HENDERSON COUNTY, KENTUCKY — It’s a brief headline in the local LEX 18 but you can be sure there’s plenty behind it. A 69-year-old homeowner called police to tell them he shot a 36-year-old. When Kentucky State Troopers arrived on the scene, they found that indeed the 36-year-old had been shot. The scant details that surfaced was it appeared the shooting victim showed up to the man’s house intending to confront him. The homeowner went inside and got his shotgun and shot him. This case will likely bloom into something a bit more sordid than how it appears now — but it touches upon a very important point we’d like to drive home.
Don’t Show Up To Someone Else’s House For A Confrontation
Last week I was hanging out at a friend’s house and a neighbor stopped by. Both my friend and I knew plenty too much about a sordid love affair between the neighbor and another man’s wife.
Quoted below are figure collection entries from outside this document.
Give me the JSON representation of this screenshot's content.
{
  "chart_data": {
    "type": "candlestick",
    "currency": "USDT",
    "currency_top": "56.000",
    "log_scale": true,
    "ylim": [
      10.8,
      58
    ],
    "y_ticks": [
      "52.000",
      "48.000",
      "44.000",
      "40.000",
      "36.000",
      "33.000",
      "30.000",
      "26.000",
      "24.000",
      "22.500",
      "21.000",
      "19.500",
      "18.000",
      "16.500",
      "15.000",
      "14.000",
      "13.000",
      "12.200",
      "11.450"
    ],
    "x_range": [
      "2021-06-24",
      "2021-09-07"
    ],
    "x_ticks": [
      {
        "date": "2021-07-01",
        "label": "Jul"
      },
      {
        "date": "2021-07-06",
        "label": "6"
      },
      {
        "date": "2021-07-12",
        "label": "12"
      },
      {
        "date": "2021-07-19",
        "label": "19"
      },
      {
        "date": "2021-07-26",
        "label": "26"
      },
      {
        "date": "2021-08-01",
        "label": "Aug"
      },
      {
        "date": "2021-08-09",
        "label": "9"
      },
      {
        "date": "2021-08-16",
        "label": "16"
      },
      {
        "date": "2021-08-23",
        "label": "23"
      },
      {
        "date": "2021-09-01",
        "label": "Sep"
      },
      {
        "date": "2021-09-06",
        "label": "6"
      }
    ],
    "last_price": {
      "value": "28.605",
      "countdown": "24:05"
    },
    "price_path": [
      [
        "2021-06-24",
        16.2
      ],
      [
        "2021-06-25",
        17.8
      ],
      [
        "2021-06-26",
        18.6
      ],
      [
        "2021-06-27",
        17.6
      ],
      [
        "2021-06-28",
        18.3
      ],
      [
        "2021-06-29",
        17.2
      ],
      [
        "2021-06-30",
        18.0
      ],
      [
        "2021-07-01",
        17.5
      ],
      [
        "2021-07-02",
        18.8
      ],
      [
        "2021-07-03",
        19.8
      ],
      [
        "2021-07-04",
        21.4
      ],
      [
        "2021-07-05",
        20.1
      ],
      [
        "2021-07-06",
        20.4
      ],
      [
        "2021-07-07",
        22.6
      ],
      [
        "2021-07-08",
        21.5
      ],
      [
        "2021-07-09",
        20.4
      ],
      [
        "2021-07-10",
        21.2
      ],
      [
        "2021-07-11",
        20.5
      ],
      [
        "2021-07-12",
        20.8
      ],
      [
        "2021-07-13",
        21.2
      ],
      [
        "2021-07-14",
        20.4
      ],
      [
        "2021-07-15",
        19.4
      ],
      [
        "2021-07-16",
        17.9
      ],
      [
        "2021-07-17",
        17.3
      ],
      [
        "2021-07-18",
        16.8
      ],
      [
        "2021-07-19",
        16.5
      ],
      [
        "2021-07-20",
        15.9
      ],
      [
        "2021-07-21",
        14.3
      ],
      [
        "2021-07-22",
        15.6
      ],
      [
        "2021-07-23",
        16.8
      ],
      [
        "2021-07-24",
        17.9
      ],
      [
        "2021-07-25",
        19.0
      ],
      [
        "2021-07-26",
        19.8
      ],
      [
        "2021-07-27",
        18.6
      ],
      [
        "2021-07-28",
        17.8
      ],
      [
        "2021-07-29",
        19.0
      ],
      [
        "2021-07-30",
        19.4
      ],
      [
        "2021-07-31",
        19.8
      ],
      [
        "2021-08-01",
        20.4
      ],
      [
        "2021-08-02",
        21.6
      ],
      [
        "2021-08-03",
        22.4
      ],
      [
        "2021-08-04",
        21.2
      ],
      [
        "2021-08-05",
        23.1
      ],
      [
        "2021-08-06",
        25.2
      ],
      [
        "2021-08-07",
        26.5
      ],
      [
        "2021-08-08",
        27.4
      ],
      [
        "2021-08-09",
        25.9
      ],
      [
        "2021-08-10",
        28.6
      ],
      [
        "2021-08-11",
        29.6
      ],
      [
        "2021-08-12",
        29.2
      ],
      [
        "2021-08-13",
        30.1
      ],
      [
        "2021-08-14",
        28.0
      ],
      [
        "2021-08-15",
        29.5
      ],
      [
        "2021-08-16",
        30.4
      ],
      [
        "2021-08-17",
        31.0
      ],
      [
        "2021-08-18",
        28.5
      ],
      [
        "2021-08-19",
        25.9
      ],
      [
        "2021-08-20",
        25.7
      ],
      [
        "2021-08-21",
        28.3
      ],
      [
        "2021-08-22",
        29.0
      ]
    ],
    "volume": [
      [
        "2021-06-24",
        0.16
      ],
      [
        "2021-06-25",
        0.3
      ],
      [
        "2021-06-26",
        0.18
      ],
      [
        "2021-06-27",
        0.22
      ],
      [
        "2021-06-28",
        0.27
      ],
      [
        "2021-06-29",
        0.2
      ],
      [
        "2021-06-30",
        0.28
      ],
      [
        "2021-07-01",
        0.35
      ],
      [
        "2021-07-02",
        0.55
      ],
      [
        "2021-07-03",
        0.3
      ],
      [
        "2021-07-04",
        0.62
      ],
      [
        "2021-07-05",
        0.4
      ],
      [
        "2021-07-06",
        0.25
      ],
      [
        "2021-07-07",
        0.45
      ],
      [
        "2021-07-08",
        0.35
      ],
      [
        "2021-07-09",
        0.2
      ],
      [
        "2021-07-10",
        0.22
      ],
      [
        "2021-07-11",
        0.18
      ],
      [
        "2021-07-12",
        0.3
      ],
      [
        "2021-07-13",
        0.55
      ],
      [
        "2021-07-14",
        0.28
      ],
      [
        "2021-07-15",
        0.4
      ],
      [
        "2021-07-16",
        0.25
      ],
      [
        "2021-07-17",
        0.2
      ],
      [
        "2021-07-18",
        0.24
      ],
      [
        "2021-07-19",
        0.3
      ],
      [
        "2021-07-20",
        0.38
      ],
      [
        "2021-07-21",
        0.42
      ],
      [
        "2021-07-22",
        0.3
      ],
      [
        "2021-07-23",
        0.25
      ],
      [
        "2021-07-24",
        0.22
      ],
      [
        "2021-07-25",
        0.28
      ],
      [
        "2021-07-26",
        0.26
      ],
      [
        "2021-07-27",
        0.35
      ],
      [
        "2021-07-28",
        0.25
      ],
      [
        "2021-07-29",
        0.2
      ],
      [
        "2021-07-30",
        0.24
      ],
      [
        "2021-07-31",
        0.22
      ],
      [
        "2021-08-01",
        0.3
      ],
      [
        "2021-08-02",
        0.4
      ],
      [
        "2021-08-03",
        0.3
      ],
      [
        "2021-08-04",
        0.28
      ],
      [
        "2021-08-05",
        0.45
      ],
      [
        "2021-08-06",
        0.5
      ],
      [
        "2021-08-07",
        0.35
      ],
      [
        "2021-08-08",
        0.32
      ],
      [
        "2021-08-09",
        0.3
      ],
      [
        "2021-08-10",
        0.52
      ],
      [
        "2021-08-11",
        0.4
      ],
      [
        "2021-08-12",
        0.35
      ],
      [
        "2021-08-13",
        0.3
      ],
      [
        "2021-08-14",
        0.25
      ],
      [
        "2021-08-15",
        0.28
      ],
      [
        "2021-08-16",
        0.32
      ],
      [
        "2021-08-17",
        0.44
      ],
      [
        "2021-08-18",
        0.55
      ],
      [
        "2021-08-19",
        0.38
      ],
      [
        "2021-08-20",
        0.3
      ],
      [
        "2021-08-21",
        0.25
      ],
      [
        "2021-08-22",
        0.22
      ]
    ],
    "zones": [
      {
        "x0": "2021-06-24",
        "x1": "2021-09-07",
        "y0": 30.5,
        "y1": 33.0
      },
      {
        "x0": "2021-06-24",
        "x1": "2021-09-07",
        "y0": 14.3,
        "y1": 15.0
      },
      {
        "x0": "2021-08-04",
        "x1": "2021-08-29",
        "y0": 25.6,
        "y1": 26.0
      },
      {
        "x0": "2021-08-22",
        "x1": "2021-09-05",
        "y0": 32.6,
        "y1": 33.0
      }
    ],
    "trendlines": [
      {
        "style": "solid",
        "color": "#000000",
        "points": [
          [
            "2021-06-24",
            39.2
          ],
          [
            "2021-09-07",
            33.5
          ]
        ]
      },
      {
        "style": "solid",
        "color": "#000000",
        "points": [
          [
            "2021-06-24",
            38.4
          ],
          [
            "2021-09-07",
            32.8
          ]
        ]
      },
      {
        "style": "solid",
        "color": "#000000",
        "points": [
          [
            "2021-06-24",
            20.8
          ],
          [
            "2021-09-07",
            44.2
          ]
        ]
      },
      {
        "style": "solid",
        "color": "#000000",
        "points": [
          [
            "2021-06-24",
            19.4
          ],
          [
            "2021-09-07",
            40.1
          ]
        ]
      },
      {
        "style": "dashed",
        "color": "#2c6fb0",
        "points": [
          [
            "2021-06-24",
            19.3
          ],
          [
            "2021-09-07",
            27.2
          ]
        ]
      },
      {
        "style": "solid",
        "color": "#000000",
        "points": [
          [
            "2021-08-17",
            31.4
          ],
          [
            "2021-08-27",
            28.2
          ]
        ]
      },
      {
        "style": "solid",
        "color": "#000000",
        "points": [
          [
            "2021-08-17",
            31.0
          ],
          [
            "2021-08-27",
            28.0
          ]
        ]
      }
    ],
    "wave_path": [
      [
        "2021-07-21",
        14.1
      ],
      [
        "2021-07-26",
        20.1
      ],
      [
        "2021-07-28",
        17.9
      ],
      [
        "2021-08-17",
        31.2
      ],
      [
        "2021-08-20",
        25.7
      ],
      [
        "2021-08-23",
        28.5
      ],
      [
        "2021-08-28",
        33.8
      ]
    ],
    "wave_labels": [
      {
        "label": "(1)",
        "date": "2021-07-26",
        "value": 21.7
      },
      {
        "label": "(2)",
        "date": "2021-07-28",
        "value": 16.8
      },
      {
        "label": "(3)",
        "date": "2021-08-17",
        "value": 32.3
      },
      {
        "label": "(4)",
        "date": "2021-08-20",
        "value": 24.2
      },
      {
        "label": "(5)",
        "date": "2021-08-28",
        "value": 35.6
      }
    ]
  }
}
After a six pack of beer or so, this gentleman got the idea in his head he’s going to confront the husband.
I quickly corrected him and told him that’s possibly one of the worst ideas I ever heard.
I don’t know the details of the relationship or the things that happen behind closed doors. I try to keep all of that where it belongs — between individuals. But when he wanted to make the foolish move to confront someone else on that person’s property, I quickly informed him that similar things have happened in the past and they all end tragically.
This news story definitely exemplifies this. While I wouldn’t go on to say that someone was doing something not alleged in the story specifically, I can say that when people get heated, their judgement is compromised. Recognize it and use that to avoid a conflict.
The homeowner may have been in the right or the wrong depending on whatever the county prosecutor says. That’s not our place to judge, either. What I can say is that if you’ve got the foolish notion that you can walk onto the property of another man or woman and expect any confrontation to end well — you’re not thinking clearly. And this 36-year-old hopefully learned that lesson albeit through the hardest way.